Tempo fa, è venuto a trovarmi a Berlino un collega, vicedirettore in un giornale (non questo). Mi disse che presto lo avrebbero mandato in pensione anticipata. Io e miei coetanei, aggiunse, siamo gli ultimi che hanno cominciato a lavorare alla vecchia maniera. Intendeva, battendo sulla macchina da scrivere, andando in tipografia dove si componeva l’edizione del giorno doppio a caldo, con il piombo. Chi insegnerà il mestiere ai giovani, dopo di noi? Si preoccupava. Era avvenuto un delitto in città, raccontò, e disse all’ultimo arrivato di occuparsene. Il giovane si mise subito al computer. Non troverai nulla, lo avvertì, vittima e assassino non sono noti, devi andare al commissariato o dai carabinieri, e poi dai vicini a chiedere che è successo.
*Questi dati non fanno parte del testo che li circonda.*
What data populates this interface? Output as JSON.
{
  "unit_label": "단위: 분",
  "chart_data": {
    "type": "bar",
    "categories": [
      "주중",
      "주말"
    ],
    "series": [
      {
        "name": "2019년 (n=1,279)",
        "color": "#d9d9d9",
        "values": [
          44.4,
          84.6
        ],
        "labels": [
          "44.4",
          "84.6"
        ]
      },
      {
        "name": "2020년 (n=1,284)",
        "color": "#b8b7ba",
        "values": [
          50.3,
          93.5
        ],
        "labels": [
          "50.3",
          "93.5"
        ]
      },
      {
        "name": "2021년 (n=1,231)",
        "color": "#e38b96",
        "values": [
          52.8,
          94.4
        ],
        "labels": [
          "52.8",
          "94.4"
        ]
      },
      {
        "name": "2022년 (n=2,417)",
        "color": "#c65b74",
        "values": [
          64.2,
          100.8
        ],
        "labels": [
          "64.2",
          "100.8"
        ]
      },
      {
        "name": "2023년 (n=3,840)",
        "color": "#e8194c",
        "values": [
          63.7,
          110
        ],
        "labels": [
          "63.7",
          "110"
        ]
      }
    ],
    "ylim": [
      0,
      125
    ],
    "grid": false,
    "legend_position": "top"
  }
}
Non si trova sempre tutto in Internet, su Google su Wikipedia.
Non voglio fare dell’ironia. I giovani occupati in un’edizione online, o per un giornale che esce solo in rete, sono pochi, suppongo non pagati come si dovrebbe, lavorano in fretta. Ma il giornalismo è artigianato, anche se a scrivere è un premio Nobel. Le regole base sono semplici, ma vanno rispettate. Quand’era in Europa negli Anni Venti, Ernst Hemingway scriveva per il “Toronto Star” corrispondenze di 80 parole, non una di più. Ho letto un suo incontro con Mussolini a una conferenza stampa, che non spacciò per intervista, non comprese domande e risposte perché ignorava l’italiano. Eppure il ritratto del Duce un secolo dopo è perfetto. Oggi Hemingway copierebbe dalla Rete?
La “Süddeutsche Zeitung” dedica un lungo affettuoso articolo a un rivale cittadino. Il quotidiano di Monaco vende 312mila copie ed ha in media un milione e 300mila lettori, l’“Haidhauser Nachrichten”, le notizie di Haidhauser, vende 1.200 copie di cui duecento in abbonamento, quanto basta per sopravvivere. Haidhausen è un quartiere di Monaco, circa 65mila abitanti, in un suo locale il 16 ottobre del 1919, Adolf Hitler pronunciò il suo primo discorso politico, ma non è un vanto locale. Si vede che i colleghi della “Süddeutsche” hanno rispetto e nostalgia per i giornalisti dilettanti che lavorano ancora a mano. Anche dilettante, amateur, è un complimento.
L’HN, come si sintetizza nella testata, esce una volta mese, diciamo che è una sorta di quotidiano mensile, con notizie di attualità, quelle che non puoi trovare sul rivale venduto in tutta la Germania, e anche all’estero. Vi lavorano in dieci, che non sono vegliardi anche se non adolescenti, il computer lo possiedono e saprebbero adoperarlo, però nella riunione di redazione evitano di accenderlo. Dopo quando si mettono al lavoro usano forbici e colla, e non il copia e incolla elettronico, kopieren und einfügen in tedesco, esattamente come facevo nel secolo scorso giovane redattore agli esteri alla “Stampa” di Torino. Componevo un collage di agenzie, correggevo a mano i termini che non rispettavano lo stile del giornale, evitavo ripetizioni e assonanze, in modo leggibile per i compositori, e in qualche caso aggiornavo gli articoli degli inviati e dei corrispondenti. A volte inviavo in tipografia cartelle rigide e spesse a forza di ritagli incollati sui ritagli.
L’HN esce dal 1975 e Andreas Bohl, il veterano, di professione libraio, fu tra i fondatori. Ma non chiamatelo Chef Redakteur, cioè direttore. In redazione sono tutti alla pari. Nel prossimo numero in prima pagina andrà un articolo sulla crisi degli alloggi, e sul problema dei lavori in casa. Chi li paga, l’inquilino o il proprietario? Lo stesso tema che apparve sul primo numero. Qualche inserzione degli esercenti del quartiere e le vendite a un euro a 50, bastano a coprire le spese, e nessuno viene pagato per il suo lavoro. Non solo scrivere, i redattori si occupano della distribuzione, portando l’HN nei negozi, nei locali, e nei chioschi dei giornali dove viene venduto accanto alla “Süddeutsche Zeitung”. I lettori conoscono i giornalisti, li incontrano per strada, “e ci dicono in faccia”, racconta Bohl, “quel che pensano, sono molto critici… il tuo articolo non mi è piaciuto, e spiegano il perché”. Finché continuerà a uscire l’HN, c’è speranza che i giornali di carta, quelli nazionali, non scompariranno.